The platforms are catching up. Claude Code's agent teams are basically NTM-style tmux orchestration built natively, their internal task lists are beads.
The Loop
Day-to-day:
- Preflight. Pin config and prompt palette so every agent starts with the same constraints.
- Attach session. Create or join an NTM session. Lock objectives, check active beads to avoid duplicate ownership.
- Spec and decompose. Write the spec, break it into beads with dependencies and acceptance criteria, reserve file paths.

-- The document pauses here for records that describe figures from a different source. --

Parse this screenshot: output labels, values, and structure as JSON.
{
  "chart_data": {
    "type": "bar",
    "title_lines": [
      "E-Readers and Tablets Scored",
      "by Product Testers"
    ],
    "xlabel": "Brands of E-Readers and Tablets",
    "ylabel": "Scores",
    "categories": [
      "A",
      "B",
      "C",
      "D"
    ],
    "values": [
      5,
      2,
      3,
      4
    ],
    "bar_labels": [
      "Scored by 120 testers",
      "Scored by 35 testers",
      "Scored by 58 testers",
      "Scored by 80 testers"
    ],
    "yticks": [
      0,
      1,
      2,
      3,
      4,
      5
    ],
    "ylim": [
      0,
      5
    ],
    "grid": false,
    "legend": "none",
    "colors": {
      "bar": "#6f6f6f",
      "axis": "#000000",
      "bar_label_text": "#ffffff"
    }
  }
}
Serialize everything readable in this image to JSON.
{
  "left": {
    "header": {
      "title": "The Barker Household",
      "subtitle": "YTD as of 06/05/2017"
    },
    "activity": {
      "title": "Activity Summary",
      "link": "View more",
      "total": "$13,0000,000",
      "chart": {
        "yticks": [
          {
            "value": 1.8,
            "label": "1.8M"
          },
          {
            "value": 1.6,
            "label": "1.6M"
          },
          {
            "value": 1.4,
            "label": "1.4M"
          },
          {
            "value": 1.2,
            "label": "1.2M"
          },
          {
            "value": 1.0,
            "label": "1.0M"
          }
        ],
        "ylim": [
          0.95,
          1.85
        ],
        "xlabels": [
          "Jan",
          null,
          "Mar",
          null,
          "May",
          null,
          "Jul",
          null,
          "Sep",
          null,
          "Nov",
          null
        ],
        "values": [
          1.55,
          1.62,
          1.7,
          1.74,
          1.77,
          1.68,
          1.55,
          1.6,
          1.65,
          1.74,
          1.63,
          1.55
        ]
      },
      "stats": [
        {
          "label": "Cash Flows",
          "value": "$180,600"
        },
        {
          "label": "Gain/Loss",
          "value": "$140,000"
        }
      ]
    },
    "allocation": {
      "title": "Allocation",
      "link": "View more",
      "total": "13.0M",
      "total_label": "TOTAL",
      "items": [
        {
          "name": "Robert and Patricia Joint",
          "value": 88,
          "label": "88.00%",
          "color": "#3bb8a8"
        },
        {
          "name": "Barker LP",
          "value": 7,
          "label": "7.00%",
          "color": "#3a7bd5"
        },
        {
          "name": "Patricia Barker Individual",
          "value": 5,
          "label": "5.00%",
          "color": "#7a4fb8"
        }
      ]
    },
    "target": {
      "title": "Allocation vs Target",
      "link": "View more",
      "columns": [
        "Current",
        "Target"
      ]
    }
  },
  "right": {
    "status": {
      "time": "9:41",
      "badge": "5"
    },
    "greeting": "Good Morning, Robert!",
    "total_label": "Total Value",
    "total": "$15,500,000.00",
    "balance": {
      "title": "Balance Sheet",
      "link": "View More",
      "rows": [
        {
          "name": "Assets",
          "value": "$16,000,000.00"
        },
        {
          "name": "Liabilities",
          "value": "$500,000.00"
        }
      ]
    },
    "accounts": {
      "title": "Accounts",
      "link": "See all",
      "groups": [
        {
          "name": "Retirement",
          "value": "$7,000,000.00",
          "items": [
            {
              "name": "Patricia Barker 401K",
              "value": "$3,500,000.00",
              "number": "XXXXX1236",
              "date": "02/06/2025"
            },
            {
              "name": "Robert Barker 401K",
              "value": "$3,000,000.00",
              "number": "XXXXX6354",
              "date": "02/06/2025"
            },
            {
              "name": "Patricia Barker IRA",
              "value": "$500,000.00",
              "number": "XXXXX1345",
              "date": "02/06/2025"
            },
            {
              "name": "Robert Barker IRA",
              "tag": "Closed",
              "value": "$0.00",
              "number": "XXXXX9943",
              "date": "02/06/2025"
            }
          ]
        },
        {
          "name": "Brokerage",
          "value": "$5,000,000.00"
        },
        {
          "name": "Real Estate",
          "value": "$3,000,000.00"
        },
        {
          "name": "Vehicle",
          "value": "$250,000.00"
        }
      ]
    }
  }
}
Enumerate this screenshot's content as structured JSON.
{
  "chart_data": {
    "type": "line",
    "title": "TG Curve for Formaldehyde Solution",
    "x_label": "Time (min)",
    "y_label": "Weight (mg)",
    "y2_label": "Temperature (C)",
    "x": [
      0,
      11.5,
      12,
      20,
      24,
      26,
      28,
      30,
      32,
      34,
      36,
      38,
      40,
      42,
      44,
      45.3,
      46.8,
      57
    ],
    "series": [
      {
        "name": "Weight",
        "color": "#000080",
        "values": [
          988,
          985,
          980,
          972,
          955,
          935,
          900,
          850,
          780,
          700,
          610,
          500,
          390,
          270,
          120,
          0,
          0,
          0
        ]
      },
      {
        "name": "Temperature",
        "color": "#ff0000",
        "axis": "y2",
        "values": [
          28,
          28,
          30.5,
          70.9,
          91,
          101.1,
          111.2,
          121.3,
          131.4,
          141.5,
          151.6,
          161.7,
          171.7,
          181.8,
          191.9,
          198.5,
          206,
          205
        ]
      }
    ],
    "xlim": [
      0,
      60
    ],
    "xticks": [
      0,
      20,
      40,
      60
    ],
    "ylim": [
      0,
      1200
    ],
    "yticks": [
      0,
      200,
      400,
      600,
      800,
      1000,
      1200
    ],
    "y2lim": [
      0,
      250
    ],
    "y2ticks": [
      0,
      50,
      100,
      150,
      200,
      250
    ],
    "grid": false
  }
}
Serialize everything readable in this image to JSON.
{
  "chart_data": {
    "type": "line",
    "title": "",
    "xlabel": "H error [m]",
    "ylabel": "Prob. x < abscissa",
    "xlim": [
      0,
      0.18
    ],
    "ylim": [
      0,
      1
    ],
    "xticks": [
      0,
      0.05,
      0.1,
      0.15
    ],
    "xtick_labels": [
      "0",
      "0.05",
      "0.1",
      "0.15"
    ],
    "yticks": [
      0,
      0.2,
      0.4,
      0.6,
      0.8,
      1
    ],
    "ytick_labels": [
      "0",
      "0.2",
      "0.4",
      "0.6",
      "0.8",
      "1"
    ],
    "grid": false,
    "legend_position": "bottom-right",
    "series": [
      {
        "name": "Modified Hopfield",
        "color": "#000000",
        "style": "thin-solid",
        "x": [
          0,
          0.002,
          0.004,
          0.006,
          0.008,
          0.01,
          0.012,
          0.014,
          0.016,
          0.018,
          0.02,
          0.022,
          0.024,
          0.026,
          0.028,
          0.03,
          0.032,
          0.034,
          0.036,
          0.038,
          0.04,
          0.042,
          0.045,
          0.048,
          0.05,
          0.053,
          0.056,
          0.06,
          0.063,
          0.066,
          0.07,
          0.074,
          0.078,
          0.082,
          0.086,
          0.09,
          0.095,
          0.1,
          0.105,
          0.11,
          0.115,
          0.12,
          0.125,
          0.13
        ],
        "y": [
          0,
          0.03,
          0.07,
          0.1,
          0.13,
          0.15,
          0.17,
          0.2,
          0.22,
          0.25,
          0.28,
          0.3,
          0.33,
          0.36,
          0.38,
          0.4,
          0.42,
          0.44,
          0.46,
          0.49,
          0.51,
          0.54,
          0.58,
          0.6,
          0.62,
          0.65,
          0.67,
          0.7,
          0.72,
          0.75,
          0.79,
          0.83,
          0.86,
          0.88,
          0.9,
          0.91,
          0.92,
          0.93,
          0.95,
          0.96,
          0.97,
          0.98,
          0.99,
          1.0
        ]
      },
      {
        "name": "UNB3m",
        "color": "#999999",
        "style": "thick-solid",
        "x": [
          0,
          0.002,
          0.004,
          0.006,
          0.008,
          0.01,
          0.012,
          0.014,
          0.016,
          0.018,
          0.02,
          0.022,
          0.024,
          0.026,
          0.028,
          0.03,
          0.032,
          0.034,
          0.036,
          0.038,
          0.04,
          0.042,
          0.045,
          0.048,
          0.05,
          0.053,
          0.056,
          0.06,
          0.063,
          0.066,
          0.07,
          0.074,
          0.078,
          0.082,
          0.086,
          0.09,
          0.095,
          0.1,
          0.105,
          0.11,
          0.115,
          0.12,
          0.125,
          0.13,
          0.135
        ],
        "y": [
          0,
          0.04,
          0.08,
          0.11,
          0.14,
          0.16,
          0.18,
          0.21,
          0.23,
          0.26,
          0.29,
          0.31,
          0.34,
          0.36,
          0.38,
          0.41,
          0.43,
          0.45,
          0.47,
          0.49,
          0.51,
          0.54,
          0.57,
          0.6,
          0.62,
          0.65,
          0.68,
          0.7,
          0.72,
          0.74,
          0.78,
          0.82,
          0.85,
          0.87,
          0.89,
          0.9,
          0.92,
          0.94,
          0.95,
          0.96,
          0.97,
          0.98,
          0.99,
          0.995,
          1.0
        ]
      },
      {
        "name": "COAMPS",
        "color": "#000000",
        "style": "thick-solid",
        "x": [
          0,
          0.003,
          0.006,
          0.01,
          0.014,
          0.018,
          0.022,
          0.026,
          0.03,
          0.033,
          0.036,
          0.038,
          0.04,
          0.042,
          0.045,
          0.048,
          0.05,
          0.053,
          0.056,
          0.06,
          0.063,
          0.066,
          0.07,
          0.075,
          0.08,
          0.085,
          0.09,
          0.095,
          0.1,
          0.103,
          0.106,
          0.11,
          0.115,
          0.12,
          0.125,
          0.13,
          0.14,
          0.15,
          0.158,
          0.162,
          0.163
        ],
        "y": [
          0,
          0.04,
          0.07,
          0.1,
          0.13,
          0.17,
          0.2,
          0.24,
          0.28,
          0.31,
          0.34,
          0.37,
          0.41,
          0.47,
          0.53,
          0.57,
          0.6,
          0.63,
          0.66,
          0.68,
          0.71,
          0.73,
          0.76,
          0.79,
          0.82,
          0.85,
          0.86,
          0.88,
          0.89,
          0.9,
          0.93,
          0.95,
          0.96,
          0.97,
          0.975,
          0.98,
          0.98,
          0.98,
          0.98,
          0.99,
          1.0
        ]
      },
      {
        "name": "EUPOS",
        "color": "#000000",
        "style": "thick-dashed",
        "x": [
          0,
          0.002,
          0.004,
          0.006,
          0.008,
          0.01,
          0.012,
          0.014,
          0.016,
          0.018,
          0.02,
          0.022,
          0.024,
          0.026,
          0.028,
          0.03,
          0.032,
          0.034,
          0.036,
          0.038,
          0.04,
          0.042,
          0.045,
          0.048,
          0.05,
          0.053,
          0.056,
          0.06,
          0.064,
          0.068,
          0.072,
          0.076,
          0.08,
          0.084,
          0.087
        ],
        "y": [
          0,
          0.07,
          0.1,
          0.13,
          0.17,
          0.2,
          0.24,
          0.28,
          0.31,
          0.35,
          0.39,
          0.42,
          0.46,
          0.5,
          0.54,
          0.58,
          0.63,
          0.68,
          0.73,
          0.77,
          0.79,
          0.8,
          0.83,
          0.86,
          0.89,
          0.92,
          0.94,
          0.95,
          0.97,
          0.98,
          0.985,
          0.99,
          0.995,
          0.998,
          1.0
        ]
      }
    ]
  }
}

- Execute. One agent by default. Swarm only across truly parallelizable surfaces.
- Gate. Run safety and quality checks (UBS, DCG, SLB) before integration.
- Close. Block or resolve beads with reasons, release reservations, hand off.
Coordination overhead is real. A single focused agent with good context outperforms three tripping over shared state. For a given project I'm usually running 2-5 top-level agents, each spawning its own subagents for research, implementation, and testing.
Most of my active time goes into the spec. Getting it right, nailing the decomposition, making sure acceptance criteria are clear before any agent touches code. It's way easier to debug in planning space than in implementation space. Once the spec is solid, implementation is mostly passive: agents execute, I monitor convergence and course-correct. The better the spec, the less I intervene.
Specs only work if agents can hold onto them though. Context windows fill up, agents compact and quietly drop details. Across sessions nothing carries over unless you build the infrastructure. The agents that night kept re-inventing patterns because they had no memory of already solving the same problem. Skills, AGENTS.md, beads, the prompt palette. All of it exists because agents don't remember. The harness brings them to life.